Turn and see that a few people have looked away from their computer screens and are eyeing you. Smile at them. Walk to the girl working behind the desk. She is cute. Very cute. Breathe easy. Smile at her. She smiles back. You may have a chance with her.

Hear the bell on the door behind you chime. Turn around. See the man. He rushes at you but stops inches from your face, then starts yelling—all of it in Italian. Spit hits you in the face. Notice that everybody has turned away from their screens. Do any of them know what he is saying? Surely, the cute girl working here does. Italian, usually a very romantic language, has never sounded so ugly.

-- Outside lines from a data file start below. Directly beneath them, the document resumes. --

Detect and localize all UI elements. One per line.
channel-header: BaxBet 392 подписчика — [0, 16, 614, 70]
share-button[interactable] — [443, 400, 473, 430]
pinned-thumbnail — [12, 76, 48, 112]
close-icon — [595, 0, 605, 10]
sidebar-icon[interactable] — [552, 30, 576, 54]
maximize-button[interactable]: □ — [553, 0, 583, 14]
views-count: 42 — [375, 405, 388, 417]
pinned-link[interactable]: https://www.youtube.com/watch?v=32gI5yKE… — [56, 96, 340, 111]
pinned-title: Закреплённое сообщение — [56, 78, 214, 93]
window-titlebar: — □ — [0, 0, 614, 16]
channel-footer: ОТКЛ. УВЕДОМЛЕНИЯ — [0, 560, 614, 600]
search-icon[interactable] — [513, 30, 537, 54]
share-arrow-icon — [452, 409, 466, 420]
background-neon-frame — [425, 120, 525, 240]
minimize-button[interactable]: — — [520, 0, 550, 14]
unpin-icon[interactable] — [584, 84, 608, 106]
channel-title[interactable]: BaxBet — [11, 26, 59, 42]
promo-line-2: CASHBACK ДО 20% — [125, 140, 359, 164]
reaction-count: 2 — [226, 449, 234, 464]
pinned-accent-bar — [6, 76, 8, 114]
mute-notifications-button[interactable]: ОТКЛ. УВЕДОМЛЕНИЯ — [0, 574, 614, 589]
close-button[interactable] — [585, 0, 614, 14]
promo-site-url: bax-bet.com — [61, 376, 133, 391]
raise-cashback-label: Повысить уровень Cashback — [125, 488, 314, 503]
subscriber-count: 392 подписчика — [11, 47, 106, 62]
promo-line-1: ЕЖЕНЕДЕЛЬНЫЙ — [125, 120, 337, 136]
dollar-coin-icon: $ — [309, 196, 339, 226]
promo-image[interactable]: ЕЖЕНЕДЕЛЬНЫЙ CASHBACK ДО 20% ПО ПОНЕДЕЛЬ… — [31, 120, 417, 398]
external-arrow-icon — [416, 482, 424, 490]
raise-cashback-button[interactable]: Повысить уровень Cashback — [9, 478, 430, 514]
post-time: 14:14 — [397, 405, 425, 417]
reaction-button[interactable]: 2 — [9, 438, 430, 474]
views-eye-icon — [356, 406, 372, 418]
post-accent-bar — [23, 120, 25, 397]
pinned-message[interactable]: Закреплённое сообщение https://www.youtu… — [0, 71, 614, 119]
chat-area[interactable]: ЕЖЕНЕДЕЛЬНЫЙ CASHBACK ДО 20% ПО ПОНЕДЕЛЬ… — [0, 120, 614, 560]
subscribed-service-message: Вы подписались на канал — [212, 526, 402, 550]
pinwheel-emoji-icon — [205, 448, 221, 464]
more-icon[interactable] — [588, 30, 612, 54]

The man spits again. Feel an overwhelming urge to shove him. To yell, “You know what, I tried. Okay? I tried, and that should count for something. I could have easily just spent the day in the bar and have seen nothing of your city. I could have taken the easy way out, but instead I went out. I got soaked. I’ve probably caught a cold. I tried to be responsible. I tried to be a good representative. Okay? I tried. Now fuck off!” This won’t help. Restrain yourself.

Instead, just mouth, “Fuck off,” and then turn away from him. Yes, that’s good. That really riled him up. Say to the cute girl, “I’d like to use a computer.”

She still watches the yelling man behind you. Say it again. Just as cool and composed as before. “I’d like to use a computer.”

She points to a free one. Walk past the man – he is still yelling – and sit down at the computer.

The man says one final thing, something vicious and pointed, spits in your direction, and then leaves. Everyone follows him out with their eyes and then looks at you, the person who set him off. The tourist who crossed the line. Try to ignore them. Blood rushes to your cheeks.

Log in to your email account. You’ve received five new messages from friends. Open the first one. Your friend responds to your most recent group email, saying how jealous she is that you managed to see the Pope twice in—Hear the bell chime again. The man is back.

He stands at the doorway, and, using hand gestures you assume mean something vile in Italian, he yells some more. You watch him with a cold face. Look condescending, as if you almost pity him and his inability to get over it. Then turn your back to him and reply to your friend’s message.

“Venice,” you begin, “does not disappoint.”